Kemampuan problem solving seperti ini sangat dibutuhkan di semua jurusan. Mahasiswa hukum membutuhkan logika analisis kasus. Mahasiswa ekonomi membutuhkan kemampuan membaca pola. Coding melatih otak untuk berpikir terstruktur dan kritis.

3. Membuka Peluang Freelance dan Side Income

Salah satu keuntungan belajar coding adalah peluang menghasilkan uang sejak masih kuliah. Mahasiswa bisa membuat website sederhana, membantu UMKM membuat landing page, atau bahkan menjadi freelancer di bidang pengembangan aplikasi.
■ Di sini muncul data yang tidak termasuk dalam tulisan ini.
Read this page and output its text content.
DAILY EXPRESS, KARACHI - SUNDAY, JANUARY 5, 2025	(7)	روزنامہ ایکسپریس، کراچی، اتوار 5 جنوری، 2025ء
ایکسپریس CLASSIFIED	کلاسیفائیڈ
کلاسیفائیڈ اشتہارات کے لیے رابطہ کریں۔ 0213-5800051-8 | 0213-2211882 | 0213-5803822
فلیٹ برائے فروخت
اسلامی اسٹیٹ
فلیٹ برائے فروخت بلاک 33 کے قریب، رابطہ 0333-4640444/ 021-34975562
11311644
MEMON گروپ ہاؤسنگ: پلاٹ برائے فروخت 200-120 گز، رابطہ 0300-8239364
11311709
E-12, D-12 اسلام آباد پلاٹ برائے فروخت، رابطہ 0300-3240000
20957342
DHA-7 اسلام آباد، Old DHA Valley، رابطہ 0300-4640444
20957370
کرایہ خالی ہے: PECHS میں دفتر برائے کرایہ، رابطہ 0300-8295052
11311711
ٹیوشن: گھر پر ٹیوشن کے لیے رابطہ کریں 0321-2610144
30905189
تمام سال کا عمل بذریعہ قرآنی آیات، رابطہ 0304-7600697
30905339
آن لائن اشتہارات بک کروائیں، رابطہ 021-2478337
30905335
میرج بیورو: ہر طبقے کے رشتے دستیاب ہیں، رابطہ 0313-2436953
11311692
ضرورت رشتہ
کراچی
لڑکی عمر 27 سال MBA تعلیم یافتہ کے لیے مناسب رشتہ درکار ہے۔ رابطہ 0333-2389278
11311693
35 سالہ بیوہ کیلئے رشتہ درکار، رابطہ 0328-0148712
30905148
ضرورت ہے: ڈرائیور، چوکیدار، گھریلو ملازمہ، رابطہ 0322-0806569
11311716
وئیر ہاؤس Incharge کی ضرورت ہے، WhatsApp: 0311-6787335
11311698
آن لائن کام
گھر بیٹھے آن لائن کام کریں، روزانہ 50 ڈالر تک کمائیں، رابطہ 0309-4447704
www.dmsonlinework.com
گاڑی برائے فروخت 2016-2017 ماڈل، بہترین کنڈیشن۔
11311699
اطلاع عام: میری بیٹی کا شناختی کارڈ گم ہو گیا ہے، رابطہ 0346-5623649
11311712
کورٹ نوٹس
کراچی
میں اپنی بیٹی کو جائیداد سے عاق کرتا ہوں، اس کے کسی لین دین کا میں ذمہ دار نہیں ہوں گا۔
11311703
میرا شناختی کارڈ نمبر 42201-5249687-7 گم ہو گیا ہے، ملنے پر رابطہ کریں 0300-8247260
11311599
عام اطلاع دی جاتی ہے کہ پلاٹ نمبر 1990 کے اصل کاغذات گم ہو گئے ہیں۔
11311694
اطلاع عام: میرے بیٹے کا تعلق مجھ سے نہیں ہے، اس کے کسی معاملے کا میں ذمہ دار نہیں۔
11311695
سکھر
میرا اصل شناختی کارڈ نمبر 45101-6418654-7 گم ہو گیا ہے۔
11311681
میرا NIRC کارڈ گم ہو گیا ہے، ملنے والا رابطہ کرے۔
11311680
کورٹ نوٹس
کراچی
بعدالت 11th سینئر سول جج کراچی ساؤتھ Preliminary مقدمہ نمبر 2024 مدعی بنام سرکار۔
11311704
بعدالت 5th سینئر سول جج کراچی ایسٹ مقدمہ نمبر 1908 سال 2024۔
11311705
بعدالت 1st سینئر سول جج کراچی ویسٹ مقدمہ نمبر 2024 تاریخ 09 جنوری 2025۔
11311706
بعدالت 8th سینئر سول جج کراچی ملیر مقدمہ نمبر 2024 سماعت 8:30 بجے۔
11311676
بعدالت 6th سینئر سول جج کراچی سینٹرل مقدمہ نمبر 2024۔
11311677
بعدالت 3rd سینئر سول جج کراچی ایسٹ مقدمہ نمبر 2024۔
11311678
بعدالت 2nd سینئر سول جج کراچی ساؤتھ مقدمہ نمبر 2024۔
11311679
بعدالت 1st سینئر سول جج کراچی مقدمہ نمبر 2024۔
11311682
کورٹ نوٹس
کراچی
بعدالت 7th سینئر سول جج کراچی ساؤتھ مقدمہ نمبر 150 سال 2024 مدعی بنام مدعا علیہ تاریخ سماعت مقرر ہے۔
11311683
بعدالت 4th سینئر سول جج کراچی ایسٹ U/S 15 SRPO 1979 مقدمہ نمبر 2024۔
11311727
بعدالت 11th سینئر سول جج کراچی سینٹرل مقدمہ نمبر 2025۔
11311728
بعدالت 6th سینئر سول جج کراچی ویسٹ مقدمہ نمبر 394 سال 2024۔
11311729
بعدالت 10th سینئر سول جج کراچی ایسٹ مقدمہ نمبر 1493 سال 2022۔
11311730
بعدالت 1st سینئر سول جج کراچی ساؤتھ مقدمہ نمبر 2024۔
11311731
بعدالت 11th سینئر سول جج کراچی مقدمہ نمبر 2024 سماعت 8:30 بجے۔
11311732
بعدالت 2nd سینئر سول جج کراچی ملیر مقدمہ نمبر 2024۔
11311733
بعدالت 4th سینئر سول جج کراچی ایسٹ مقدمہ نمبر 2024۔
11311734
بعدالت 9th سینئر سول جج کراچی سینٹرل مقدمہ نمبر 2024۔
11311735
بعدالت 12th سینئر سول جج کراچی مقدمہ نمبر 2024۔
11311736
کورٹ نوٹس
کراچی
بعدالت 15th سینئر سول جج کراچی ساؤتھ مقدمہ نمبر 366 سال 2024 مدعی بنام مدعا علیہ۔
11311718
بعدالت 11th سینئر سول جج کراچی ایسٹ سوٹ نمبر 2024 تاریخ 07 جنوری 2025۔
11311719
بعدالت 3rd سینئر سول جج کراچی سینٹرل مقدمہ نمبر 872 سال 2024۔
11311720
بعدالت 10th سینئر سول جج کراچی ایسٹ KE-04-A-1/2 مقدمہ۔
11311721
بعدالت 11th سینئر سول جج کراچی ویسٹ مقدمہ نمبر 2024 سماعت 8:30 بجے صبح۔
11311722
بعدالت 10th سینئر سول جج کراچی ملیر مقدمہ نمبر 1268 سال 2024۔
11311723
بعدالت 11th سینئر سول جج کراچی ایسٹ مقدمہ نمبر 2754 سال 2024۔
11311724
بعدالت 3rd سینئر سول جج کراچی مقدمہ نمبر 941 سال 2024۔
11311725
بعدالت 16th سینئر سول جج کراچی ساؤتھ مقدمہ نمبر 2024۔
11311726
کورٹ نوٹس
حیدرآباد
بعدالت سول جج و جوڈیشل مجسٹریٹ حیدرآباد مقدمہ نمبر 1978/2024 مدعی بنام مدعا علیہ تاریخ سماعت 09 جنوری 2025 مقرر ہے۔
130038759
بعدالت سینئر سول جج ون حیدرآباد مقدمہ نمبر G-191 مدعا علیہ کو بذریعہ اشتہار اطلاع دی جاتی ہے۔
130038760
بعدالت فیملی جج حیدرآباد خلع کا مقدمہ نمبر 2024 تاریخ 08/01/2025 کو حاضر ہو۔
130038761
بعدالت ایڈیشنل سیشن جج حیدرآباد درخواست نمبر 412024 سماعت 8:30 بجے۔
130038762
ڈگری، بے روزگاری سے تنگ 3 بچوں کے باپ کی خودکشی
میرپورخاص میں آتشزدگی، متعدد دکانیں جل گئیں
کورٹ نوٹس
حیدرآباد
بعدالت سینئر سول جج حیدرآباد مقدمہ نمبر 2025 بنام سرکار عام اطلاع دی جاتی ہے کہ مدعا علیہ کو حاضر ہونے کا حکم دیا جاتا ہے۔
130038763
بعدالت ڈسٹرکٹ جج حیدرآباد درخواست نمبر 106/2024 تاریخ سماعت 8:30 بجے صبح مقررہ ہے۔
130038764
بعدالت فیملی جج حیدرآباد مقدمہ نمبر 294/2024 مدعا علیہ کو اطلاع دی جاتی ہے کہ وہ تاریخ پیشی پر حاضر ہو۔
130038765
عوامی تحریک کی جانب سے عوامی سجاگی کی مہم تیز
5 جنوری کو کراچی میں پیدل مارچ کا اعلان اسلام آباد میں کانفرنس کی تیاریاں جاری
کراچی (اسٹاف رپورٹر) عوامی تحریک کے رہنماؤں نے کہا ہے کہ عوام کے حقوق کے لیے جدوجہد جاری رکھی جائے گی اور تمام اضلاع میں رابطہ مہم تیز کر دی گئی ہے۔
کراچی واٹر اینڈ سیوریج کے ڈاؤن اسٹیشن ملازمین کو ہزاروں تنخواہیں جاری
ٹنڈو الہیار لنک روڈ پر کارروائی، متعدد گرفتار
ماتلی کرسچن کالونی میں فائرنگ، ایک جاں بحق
Platform seperti Upwork dan Fiverr membuka peluang bagi siapa saja yang memiliki skill digital. Tidak harus menjadi programmer profesional; cukup menguasai dasar HTML, CSS, atau WordPress saja sudah bisa menjadi sumber penghasilan tambahan.

4. Memahami Cara Kerja Teknologi di Sekitar Kita

Setiap hari kita menggunakan aplikasi seperti Instagram, Gojek, atau Tokopedia. Namun, pernahkah kita berpikir bagaimana aplikasi itu dibuat?
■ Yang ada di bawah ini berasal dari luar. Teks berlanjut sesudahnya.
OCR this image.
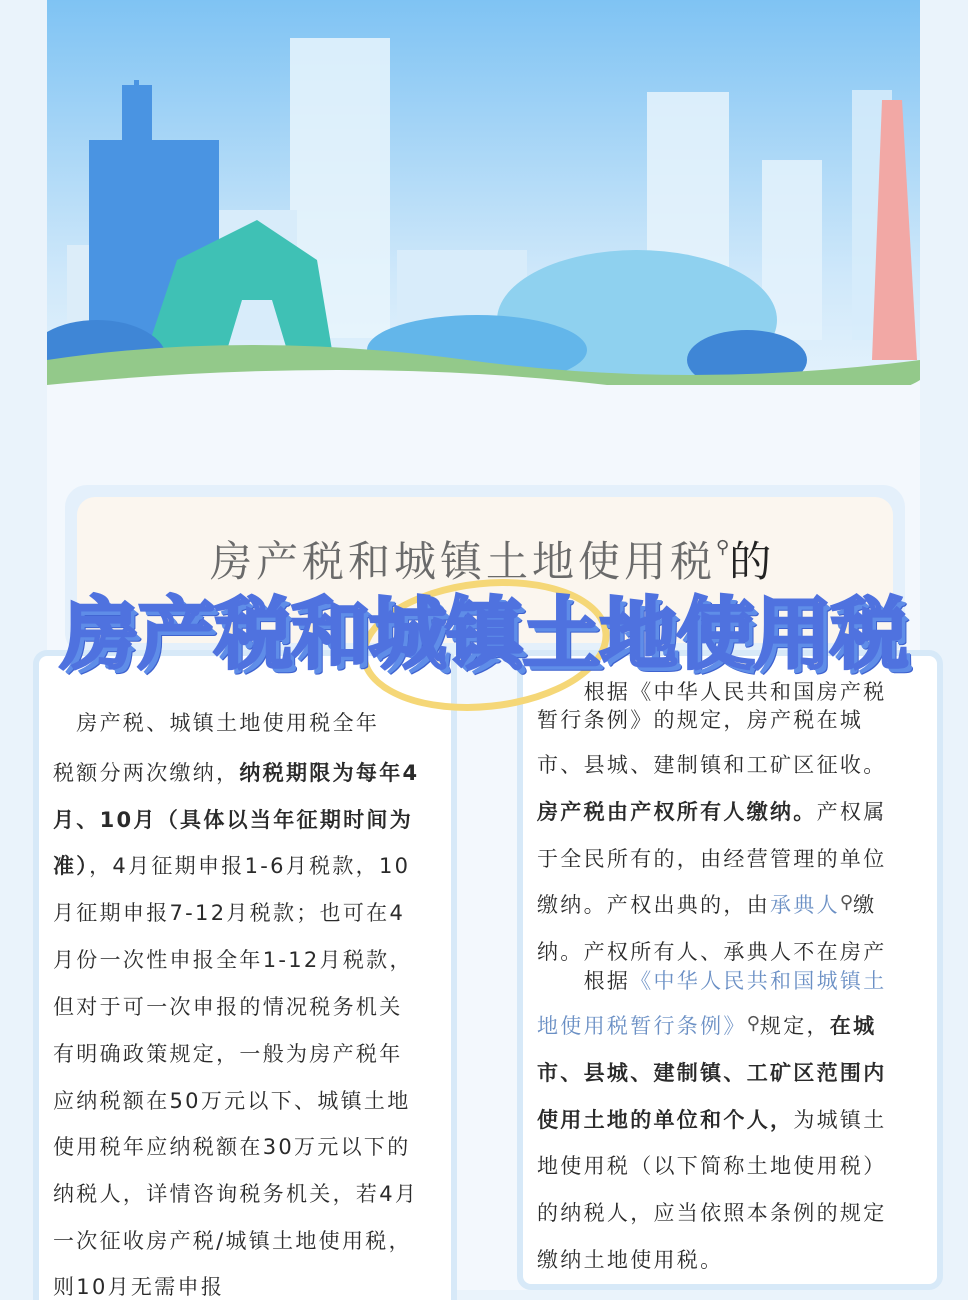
房产税和城镇土地使用税⚲的
　房产税、城镇土地使用税全年
税额分两次缴纳，纳税期限为每年4
月、10月（具体以当年征期时间为
准），4月征期申报1-6月税款，10
月征期申报7-12月税款；也可在4
月份一次性申报全年1-12月税款，
但对于可一次申报的情况税务机关
有明确政策规定，一般为房产税年
应纳税额在50万元以下、城镇土地
使用税年应纳税额在30万元以下的
纳税人，详情咨询税务机关，若4月
一次征收房产税/城镇土地使用税，
则10月无需申报
　　根据《中华人民共和国房产税
暂行条例》的规定，房产税在城
市、县城、建制镇和工矿区征收。
房产税由产权所有人缴纳。产权属
于全民所有的，由经营管理的单位
缴纳。产权出典的，由承典人⚲缴
纳。产权所有人、承典人不在房产
　　根据《中华人民共和国城镇土
地使用税暂行条例》⚲规定，在城
市、县城、建制镇、工矿区范围内
使用土地的单位和个人，为城镇土
地使用税（以下简称土地使用税）
的纳税人，应当依照本条例的规定
缴纳土地使用税。
房产税和城镇土地使用税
Dengan belajar coding, mahasiswa tidak hanya menjadi pengguna, tetapi juga memahami proses di balik layar—mulai dari database, sistem login, hingga algoritma rekomendasi. Pemahaman ini membuat kita lebih melek digital dan tidak mudah tertinggal oleh perkembangan teknologi.

5. Investasi Skill Jangka Panjang

Teknologi akan terus berkembang. Artificial Intelligence, Big Data, dan Internet of Things bukan lagi sekadar istilah, melainkan realitas. Mahasiswa yang memiliki dasar coding akan lebih mudah beradaptasi dengan perkembangan ini dibandingkan mereka yang sama sekali tidak memiliki fondasi.

Belajar coding tidak harus langsung mahir. Mulailah dari dasar seperti HTML, CSS, atau Python. Banyak platform belajar gratis yang bisa dimanfaatkan secara fleksibel sesuai waktu luang.


Kesimpulan

Belajar coding bukan berarti harus menjadi programmer. Coding adalah alat, sama seperti kalkulator bagi mahasiswa matematika. Ia membantu menyelesaikan pekerjaan lebih cepat, membuka peluang karier lebih luas, dan meningkatkan daya saing di dunia kerja.

Di tengah persaingan global yang semakin ketat, mahasiswa non-IT yang mampu coding memiliki keunggulan tersendiri. Jadi, pertanyaannya bukan lagi “Perlu atau tidak?”, melainkan “Kapan mulai belajar?”